24.  THE UK'S IMAGE DAMAGED BY MEDIA POLICY AT SUMMITS

  In a rare display of media shyness, UK government ministers have for some years refused to give press conferences when attending the regular quarterly European Union summits, usually held in Brussels. For some years they were the only national delegation to act in that way. Tony Blair began the practice, instead, of making short "doorstep"-style appearances at the VIP entrance, where leading British media representatives would gather by arrangement in a small group, excluding most other journalists covering the summits. This custom seems to have begun in about 2001 as a way for the prime minister to avoid the risk of persistent questioning by British political correspondents on awkward domestic issues in a venue where the PM wanted to stick to current business, or at least to European issues.

  25.  This practice is much resented by journalists from other parts of Europe and it appears after some years to be damaging to the image of Britain in indirect but perhaps important ways. Another sign of the UK government's lack of proper concern for its wider press responsibilities is the troublesome and long-drawn-out system of handling the accreditation of foreign correspondents who settle in London. I have been told by individual correspondents, such as a national TV correspondent of a fellow-EU state, of his annoyance at being humiliated by the unnecessarily curt and thoughtless treatment of UK officials.

  It goes without saying that British media workers would regard such behaviour as quite unacceptable if meted out to them in a foreign country. However, I welcome the commitment of the Foreign Office to revive and refurbish the Foreign Press Association as a worthy venue for a range of press events in London.

26.  CONCLUSIONS

  Government leaders and ministers need to take active responsibility for effecting a major opening up of government to achieve a more open provision of information to the media as a whole. Press conferences should be made open to all bona fide journalists, within the limits of space. They should be televised on the Internet and made available as recordings as a matter of course.

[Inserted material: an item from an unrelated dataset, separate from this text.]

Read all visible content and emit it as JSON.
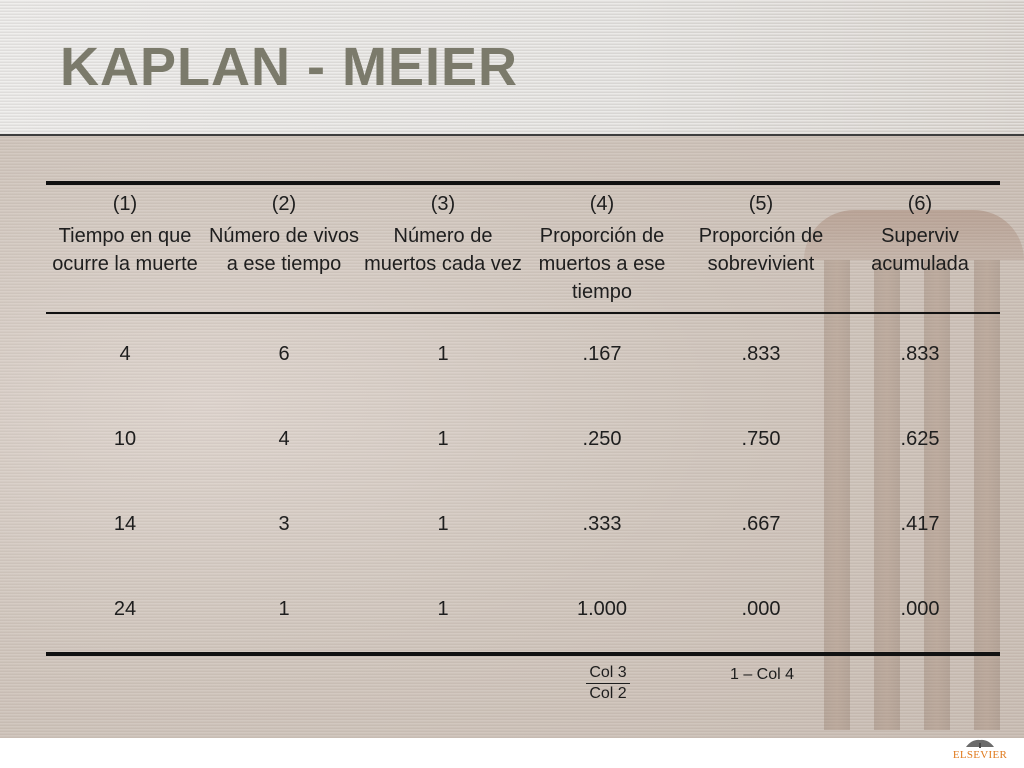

The prime minister and cabinet themselves set the tone for government communication and relations with the media.

  27.  Martyn Bond, a member of the AEJ and deputy director of the London Press Club, adds this recommendation: "The Phillis Report stresses the need for two-way traffic between journalists and the government's press operations to overcome the assumptions of "them and us". I would urge the adoption of the Phillis recommendation of short-term contracts for professionals who could work in government communications for a time as part of a career which would continue outside the civil service. This could involve an extensive scheme of internships at an early stage of journalists' and civil servants' careers.

  28.  "Further, formal training courses for civil servants and media employees should include comprehensive information about the other, including emphasis on the importance of mutual understanding, both for efficient government and for the media to fulfill its role of accurately informing the public. In particular, more training would be helpful to ensure journalists' clear knowledge of relevant parts of the law."

  29.  Britain is fortunate in having robust and diverse national media. The open questioning of those in power, especially as carried out among others by respected national institutions like the BBC and leading newspapers, is essential to Britain's democratic life. But the country's laws governing the media have grown unreasonably restrictive and should be reviewed in order for a more open regime of government communications to work. A cultural revolution in favour of openness is overdue.